The record of the tobacco companies is far from being clean when it comes to the
level of conducting objective empirical studies to demonstrate the effects of smoking (and
environmental smoking) on personal health. Which is more aggravating is that they tend to
promote cigarettes in a manner that would be appealing to adolescents; as a result, their
image becomes even further tarnished. Somewhat ironically this goal of tobacco companies
has also been proven by empirical studies such as the one conducted by Pierce et al (1998, p.
515). However, arguably the most important, and the most negative, effect of the numerous
denial campaigns waged by the tobacco companies is the proliferation of such discrediting
tactics and their acceptance by the general populace.
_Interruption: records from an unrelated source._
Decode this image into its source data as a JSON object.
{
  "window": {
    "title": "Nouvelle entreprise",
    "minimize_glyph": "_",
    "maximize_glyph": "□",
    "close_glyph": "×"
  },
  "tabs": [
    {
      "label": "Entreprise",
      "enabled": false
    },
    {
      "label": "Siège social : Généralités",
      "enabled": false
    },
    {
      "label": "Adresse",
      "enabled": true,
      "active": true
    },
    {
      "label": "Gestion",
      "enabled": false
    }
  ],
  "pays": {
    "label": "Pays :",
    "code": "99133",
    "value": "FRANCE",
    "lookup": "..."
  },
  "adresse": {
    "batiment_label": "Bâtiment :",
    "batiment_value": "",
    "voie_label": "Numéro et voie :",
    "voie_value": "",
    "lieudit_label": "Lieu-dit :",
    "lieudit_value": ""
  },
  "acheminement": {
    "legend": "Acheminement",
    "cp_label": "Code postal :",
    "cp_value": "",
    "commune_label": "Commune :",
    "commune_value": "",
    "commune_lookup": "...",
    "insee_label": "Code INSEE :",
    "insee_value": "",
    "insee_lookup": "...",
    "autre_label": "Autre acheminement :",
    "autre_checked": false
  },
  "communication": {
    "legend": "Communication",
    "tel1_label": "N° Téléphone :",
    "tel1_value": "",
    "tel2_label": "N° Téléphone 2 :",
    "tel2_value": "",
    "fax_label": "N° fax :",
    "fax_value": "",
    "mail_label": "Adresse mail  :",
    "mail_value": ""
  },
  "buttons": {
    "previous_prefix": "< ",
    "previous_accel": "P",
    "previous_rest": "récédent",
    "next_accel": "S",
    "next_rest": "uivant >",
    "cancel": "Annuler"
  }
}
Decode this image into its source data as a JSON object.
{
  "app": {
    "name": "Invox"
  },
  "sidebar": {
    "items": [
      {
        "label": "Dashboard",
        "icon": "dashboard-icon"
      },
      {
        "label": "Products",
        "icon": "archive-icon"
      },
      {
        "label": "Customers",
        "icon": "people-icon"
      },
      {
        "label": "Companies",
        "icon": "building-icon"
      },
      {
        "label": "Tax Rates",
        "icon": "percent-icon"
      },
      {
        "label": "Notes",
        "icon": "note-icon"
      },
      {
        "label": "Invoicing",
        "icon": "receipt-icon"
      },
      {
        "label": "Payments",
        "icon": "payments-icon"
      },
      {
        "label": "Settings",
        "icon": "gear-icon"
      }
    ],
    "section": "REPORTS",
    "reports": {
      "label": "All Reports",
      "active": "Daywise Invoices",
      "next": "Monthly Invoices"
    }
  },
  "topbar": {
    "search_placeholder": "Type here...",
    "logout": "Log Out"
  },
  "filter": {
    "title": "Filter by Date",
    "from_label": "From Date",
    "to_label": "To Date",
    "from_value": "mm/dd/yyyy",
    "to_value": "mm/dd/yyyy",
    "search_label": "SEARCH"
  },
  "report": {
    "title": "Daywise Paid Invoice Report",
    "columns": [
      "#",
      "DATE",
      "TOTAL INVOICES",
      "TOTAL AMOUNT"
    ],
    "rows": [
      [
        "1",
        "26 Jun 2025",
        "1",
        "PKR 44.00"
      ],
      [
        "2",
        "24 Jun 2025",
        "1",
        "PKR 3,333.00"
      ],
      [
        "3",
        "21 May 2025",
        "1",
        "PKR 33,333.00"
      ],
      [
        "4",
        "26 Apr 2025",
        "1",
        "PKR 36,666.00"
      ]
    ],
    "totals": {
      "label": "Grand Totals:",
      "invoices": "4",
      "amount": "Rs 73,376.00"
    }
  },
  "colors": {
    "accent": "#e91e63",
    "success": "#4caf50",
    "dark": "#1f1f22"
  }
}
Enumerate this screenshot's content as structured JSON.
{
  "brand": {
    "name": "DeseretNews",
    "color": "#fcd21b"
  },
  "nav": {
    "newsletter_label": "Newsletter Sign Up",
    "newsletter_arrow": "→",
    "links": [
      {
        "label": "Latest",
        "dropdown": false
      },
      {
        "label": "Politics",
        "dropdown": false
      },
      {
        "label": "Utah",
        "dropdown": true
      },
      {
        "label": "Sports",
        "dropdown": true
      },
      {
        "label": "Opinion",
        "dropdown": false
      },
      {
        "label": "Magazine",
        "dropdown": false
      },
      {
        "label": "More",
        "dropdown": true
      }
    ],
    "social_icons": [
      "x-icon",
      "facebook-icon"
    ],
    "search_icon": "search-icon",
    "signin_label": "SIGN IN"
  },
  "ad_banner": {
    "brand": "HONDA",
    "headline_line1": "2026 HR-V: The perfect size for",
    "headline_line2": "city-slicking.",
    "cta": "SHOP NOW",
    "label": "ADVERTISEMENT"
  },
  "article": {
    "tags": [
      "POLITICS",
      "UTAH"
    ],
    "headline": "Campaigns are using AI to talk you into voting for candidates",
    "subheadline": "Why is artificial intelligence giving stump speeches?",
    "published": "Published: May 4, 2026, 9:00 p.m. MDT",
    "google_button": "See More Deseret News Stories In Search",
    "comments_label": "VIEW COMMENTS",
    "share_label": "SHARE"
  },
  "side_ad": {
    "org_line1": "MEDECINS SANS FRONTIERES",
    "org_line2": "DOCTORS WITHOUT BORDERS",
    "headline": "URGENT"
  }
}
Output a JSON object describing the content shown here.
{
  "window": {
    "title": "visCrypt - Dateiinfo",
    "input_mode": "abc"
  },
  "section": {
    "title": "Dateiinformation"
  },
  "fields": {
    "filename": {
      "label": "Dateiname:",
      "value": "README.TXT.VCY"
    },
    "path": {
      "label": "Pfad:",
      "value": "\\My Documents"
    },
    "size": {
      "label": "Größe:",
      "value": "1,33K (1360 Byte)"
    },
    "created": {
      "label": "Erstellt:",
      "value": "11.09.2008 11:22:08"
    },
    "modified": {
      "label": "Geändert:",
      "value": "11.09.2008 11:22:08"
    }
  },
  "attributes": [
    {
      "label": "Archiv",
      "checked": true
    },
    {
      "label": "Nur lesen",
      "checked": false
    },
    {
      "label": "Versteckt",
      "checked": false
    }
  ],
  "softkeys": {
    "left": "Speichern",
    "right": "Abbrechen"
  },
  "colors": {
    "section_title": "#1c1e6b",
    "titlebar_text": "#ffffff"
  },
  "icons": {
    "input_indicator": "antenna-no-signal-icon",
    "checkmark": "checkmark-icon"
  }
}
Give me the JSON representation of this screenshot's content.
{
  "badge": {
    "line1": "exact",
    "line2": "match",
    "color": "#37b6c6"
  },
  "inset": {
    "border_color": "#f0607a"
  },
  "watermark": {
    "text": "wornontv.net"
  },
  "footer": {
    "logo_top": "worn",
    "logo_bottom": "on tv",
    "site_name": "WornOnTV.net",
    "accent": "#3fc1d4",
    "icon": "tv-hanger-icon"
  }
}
Manipulation of public opinion with the use of research of dubious origins and
simultaneous discredit of rival research is not something that is new. Recently, a similar
strategy has been employed by the National League of Cities that wanted to discredit the
findings of a study commissioned by the International Association of Fire Fighters and the
International Association of Fire Chiefs (2009, p.2). In this case a study commissioned by
the fire fighter associations proved that the smoke inhaled by fire fighters, in their line of
work, led to increased cancers and pulmonary problems. A rival study was then created by
the National league of cities to discredit the fire fighters' study, questioning the data, the
methodology and the possibility of establishing a casual relationship as a result of the
analysis (a modus operandi virtually identical to that used by the tobacco industry).
Thus, the main problem that arises from the tobacco industry's tactics is the general
disregard for scientific studies (or at least increased disregard) by the general public, as well
as the use of rival studies discrediting the objective research. While challenging the existing
truths is something good in the scientific community, and has led to much progress, the
system of constantly improving knowledge breaks down when it faces non-rigorous, biased
and economically or politically motivated research. This results in lack of faith towards the
methods, and perhaps more importantly the methodology. The tobacco companies have
poisoned the lives of people on more levels than one would perceive at first glance.